The Supreme Court of India on Wednesday ruled that anticipatory bail granted to a person “should not invariably” be limited to a fixed period and could continue till the end of the trial, PTI reported. However, the court added that the adjudicating court can limit its period in case of “special or peculiar features”.
A five-judge Constitution bench, headed by Justice Arun Mishra said that anticipatory bail need not normally end when an accused is summoned by the court or charges are framed against him. The court said imposing a time limit on anticipatory bail is not proper as denial of bail amounts to deprivation of the “fundamental right to personal liberty in a free and democratic country”, The Hindu reported.
The bench, which also comprised Justices Indira Banerjee, Vineet Saran, MR Shah and S Ravindra Bhat, acknowledged that anticipatory bail helps prevent influential people from implicating their rivals in false cases. The court recorded senior advocate Harin Raval’s argument that anticipatory bail is needed more than ever because political rivalry has shown an increasing tendency.
The 133-page judgement included two separate and concurring opinions by Justices MR Shah and S Ravindra Bhat. The three other judges agreed with them. The bench then issued guidelines for courts to grant anticipatory bail.
“The spectre of arbitrary and heavy-handed arrests: too often, to harass and humiliate citizens, and oftentimes, at the interest of powerful individuals, led to the enactment of Section 438 [of the Criminal Procedure Code],” Justice Bhat said.
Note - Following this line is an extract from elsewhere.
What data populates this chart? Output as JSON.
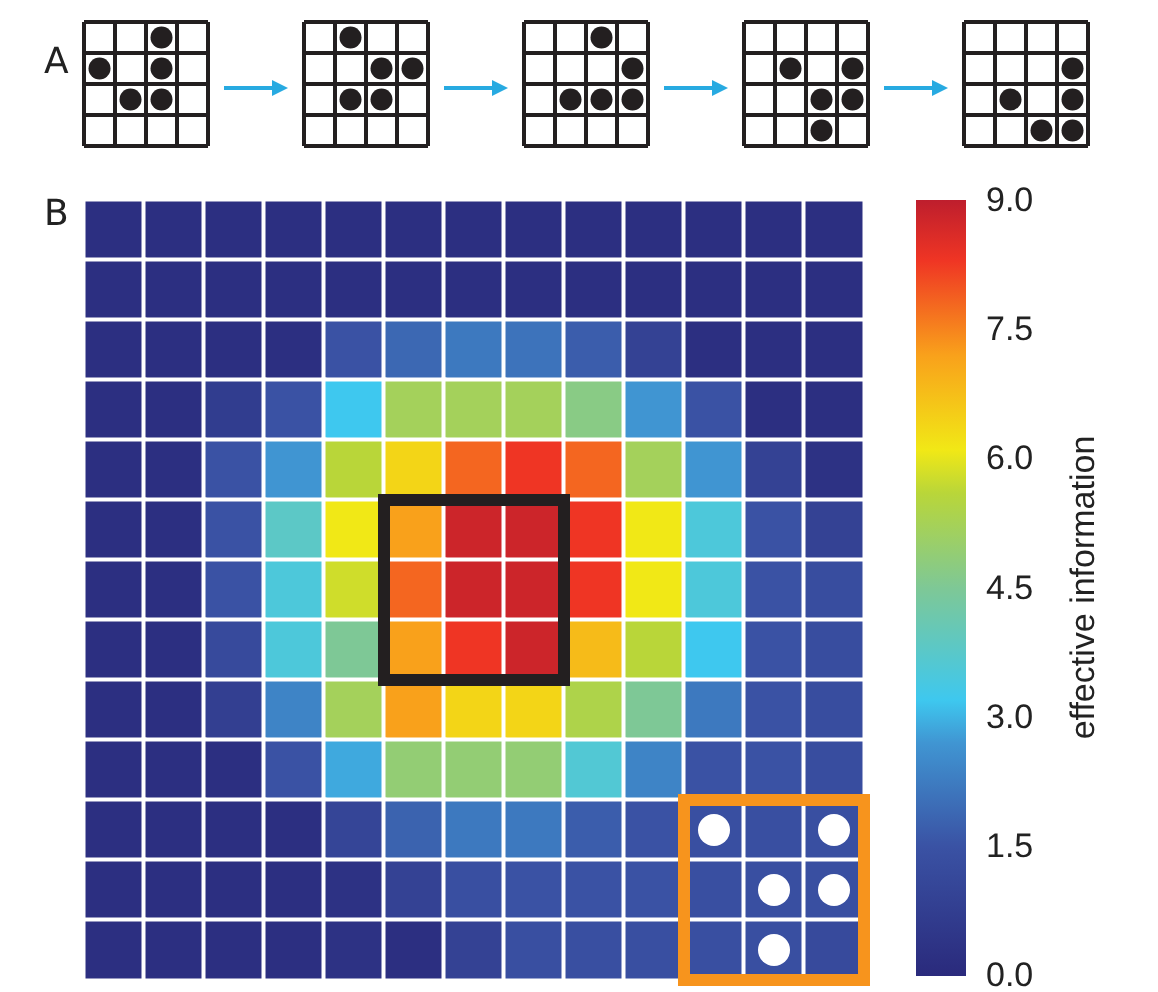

Section 438 of the CrPC relates to the grant of bail to a person apprehending arrest.
The court held that protection against arrest should inure in favour of the accused. It added that restricting the protection would be unfair to the accused. The bench said courts have to consider the nature of the offence, the role of the accused, the likelihood of his influencing the course of investigation or tampering of evidence, including possible intimidation of witnesses while granting anticipatory bail.
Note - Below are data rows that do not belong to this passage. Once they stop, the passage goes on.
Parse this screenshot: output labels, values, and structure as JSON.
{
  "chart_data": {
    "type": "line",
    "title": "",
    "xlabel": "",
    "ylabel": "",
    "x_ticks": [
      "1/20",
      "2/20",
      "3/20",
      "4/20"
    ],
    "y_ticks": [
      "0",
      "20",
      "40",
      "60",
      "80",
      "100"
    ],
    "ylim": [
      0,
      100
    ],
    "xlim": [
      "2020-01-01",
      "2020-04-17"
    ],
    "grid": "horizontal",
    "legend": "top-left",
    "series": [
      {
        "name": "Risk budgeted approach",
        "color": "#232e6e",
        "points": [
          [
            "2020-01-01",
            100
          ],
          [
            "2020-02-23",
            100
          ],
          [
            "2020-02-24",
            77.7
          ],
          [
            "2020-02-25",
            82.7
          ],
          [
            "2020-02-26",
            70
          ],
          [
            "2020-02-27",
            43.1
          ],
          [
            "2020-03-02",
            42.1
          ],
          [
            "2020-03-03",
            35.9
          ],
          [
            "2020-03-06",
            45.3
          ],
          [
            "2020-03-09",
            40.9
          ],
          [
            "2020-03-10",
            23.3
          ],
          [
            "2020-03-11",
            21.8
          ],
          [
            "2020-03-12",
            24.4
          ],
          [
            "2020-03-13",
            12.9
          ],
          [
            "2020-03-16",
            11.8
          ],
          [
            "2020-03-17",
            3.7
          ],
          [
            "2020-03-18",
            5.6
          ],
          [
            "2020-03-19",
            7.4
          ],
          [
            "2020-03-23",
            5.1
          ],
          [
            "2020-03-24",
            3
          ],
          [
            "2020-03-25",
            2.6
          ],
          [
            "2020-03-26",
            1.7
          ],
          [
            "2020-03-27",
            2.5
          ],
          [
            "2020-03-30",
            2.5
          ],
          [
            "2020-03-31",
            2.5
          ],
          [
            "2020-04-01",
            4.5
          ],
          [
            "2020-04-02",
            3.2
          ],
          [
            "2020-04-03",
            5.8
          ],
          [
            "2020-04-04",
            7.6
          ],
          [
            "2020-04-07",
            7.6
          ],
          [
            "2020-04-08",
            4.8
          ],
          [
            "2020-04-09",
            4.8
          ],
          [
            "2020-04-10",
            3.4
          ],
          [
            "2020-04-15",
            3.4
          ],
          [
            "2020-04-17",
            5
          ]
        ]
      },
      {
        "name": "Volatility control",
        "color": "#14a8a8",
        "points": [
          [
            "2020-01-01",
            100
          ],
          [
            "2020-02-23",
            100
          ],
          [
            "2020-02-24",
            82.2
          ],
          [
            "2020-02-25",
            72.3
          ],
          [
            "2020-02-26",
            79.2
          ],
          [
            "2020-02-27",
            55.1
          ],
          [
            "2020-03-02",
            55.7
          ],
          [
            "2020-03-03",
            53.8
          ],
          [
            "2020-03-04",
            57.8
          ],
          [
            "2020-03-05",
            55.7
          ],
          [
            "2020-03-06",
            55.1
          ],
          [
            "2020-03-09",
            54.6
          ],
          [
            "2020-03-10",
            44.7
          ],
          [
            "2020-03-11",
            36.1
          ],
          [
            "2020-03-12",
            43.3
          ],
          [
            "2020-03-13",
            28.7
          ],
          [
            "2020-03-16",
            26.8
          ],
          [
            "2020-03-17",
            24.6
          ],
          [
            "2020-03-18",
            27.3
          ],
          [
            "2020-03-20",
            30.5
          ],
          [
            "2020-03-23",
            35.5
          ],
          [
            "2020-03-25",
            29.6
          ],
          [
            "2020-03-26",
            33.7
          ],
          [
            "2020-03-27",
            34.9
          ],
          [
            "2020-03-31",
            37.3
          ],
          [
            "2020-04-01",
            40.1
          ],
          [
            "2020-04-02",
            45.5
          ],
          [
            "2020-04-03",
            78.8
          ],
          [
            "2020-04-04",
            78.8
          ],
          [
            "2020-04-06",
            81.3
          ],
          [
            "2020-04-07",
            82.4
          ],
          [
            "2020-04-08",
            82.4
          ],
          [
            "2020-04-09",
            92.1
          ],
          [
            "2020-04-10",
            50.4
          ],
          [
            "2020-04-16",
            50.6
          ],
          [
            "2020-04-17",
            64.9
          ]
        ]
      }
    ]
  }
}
The court added that an application for anticipatory bail should be based on concrete facts, not vague allegations. It said that application should also contain bare essential facts relating to the offence, and why the applicant apprehends arrest.
The court held that a plea for anticipatory bail can be filed even before the registration of a first information report. The lower courts need not wait for hearing the version of the prosecution before granting anticipatory bail, depending on the seriousness of the threat, it added.